A soldier (Mohammad Kheyrabadi, left) keeps girls (Ida Sadeghi, Shayesteh Irani, Mahnaz Zabihi, Golnaz Farmani and Sima Mobarak Shahi) from seeing a soccer match in Offside. (Sony Pictures Classics)
In the past, Panahi has had to smuggle prints of his films out of Iran for screenings at foreign film festivals. He was even denied a licence to make Offside, unless he reedited his previous work to official moral and political standards. He got around it by submitting a fake proposal under a pseudonym about a group of boys who want to attend a soccer match. Shooting covertly with a small crew, Panahi almost managed to finish Offside before the ruse was discovered. With just five days left in production, the police were ordered to arrest Panahi if they caught him filming. Luckily, he wrapped up the film without incident.
Panahi has faced down authorities outside of Iran, as well. In May 2001, during a stopover at New York’s JFK airport, he was detained after he refused on principle to be fingerprinted and photographed by U.S. immigration. (The U.S. State Department requires that Iranian citizens submit to extra security measures, even if they are just in the country for a few hours.) Airport security chained Panahi to a wooden bench for 10 hours. Ironically, at that very same time, The Circle was screening in New York to great acclaim. (Panahi’s travel troubles persist — he had planned to come to the U.S. in March to promote Offside, but was refused a visa.)

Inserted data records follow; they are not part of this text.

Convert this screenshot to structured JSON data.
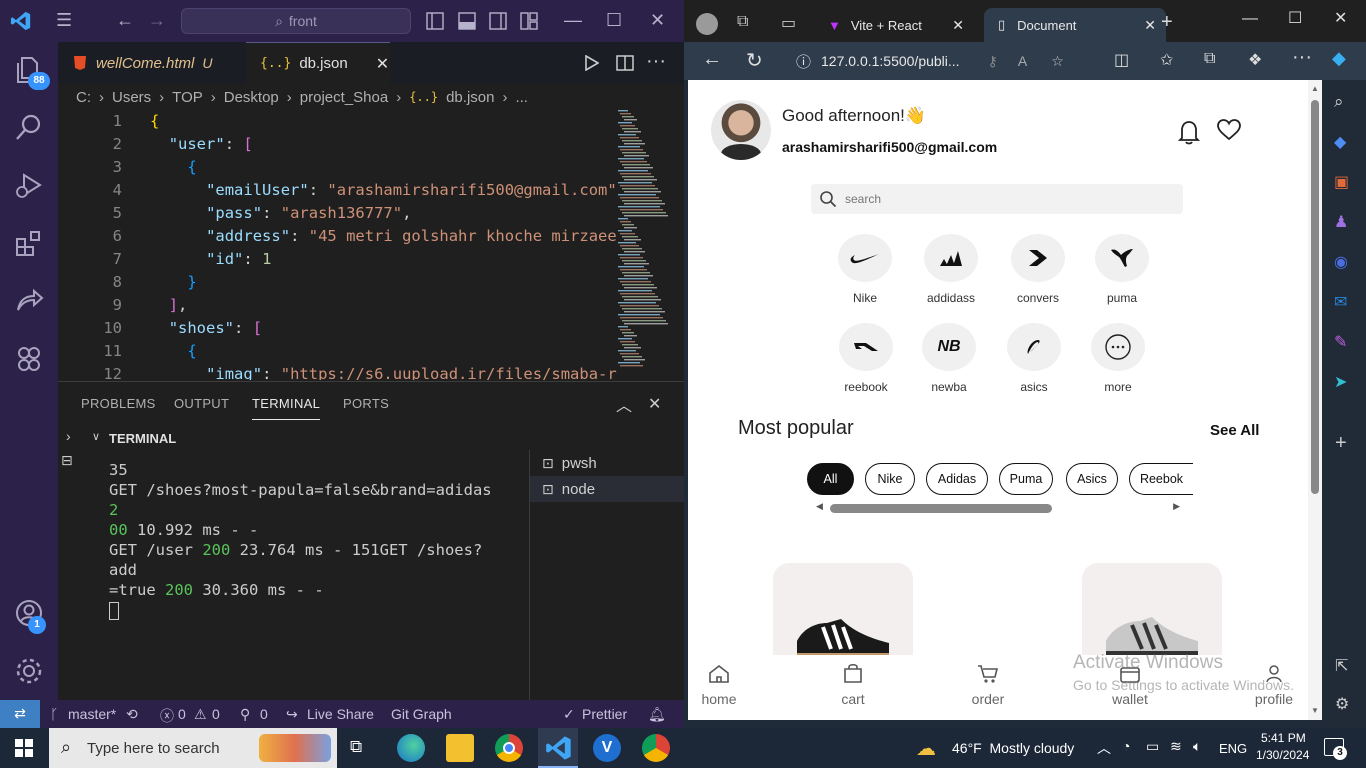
{
  "vscode": {
    "search_label": "front",
    "tabs": [
      {
        "label": "wellCome.html",
        "status": "U"
      },
      {
        "label": "db.json"
      }
    ],
    "breadcrumb": [
      "C:",
      "Users",
      "TOP",
      "Desktop",
      "project_Shoa",
      "db.json",
      "..."
    ],
    "code_lines": [
      {
        "num": "1",
        "text": "{"
      },
      {
        "num": "2",
        "text": "  \"user\": ["
      },
      {
        "num": "3",
        "text": "    {"
      },
      {
        "num": "4",
        "text": "      \"emailUser\": \"arashamirsharifi500@gmail.com\""
      },
      {
        "num": "5",
        "text": "      \"pass\": \"arash136777\","
      },
      {
        "num": "6",
        "text": "      \"address\": \"45 metri golshahr khoche mirzaee"
      },
      {
        "num": "7",
        "text": "      \"id\": 1"
      },
      {
        "num": "8",
        "text": "    }"
      },
      {
        "num": "9",
        "text": "  ],"
      },
      {
        "num": "10",
        "text": "  \"shoes\": ["
      },
      {
        "num": "11",
        "text": "    {"
      },
      {
        "num": "12",
        "text": "      \"imag\": \"https://s6.uupload.ir/files/smaba-r"
      }
    ],
    "panel_tabs": [
      "PROBLEMS",
      "OUTPUT",
      "TERMINAL",
      "PORTS"
    ],
    "terminal_header": "TERMINAL",
    "terminal_lines": [
      "35",
      "GET /shoes?most-papula=false&brand=adidas 2",
      "00 10.992 ms - -",
      "GET /user 200 23.764 ms - 151GET /shoes?add",
      "=true 200 30.360 ms - -"
    ],
    "terminal_list": [
      "pwsh",
      "node"
    ],
    "accounts_badge": "1",
    "extensions_badge": "88",
    "status": {
      "branch": "master*",
      "errors": "0",
      "warnings": "0",
      "ports": "0",
      "live_share": "Live Share",
      "git_graph": "Git Graph",
      "prettier": "Prettier"
    }
  },
  "edge": {
    "tabs": [
      {
        "label": "Vite + React"
      },
      {
        "label": "Document"
      }
    ],
    "url": "127.0.0.1:5500/publi..."
  },
  "app": {
    "greeting": "Good afternoon!👋",
    "email": "arashamirsharifi500@gmail.com",
    "search_placeholder": "search",
    "brands": [
      "Nike",
      "addidass",
      "convers",
      "puma",
      "reebook",
      "newba",
      "asics",
      "more"
    ],
    "section_title": "Most popular",
    "see_all": "See All",
    "filters": [
      "All",
      "Nike",
      "Adidas",
      "Puma",
      "Asics",
      "Reebok"
    ],
    "nav": [
      "home",
      "cart",
      "order",
      "wallet",
      "profile"
    ],
    "watermark_title": "Activate Windows",
    "watermark_sub": "Go to Settings to activate Windows."
  },
  "taskbar": {
    "search_placeholder": "Type here to search",
    "weather": "46°F  Mostly cloudy",
    "lang": "ENG",
    "time": "5:41 PM",
    "date": "1/30/2024",
    "notifications": "3"
  }
}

For all these difficulties, Panahi avers that his primary motivation is artistic, not political. “I make subtle movies, not polemics. On average, I only make films every two years. There’s a lot of thought that goes into my films and by the time I shoot, I’m really convinced of the idea. [So] I don’t think about how subtle the subject matter is, or how harsh it is, or whether it’s going to please anybody or not, or whether it shows the dark or light side of Iran, I just feel like it’s time to make the film. I’m not concerned at all about whether the average moviegoer will like the film, or whether the authorities will approve, or whether it’s going to be successful at film festivals. I just need to tell that story.”
Offside opens in Toronto on April 6.
Rachel Giese writes about the arts for CBC.ca.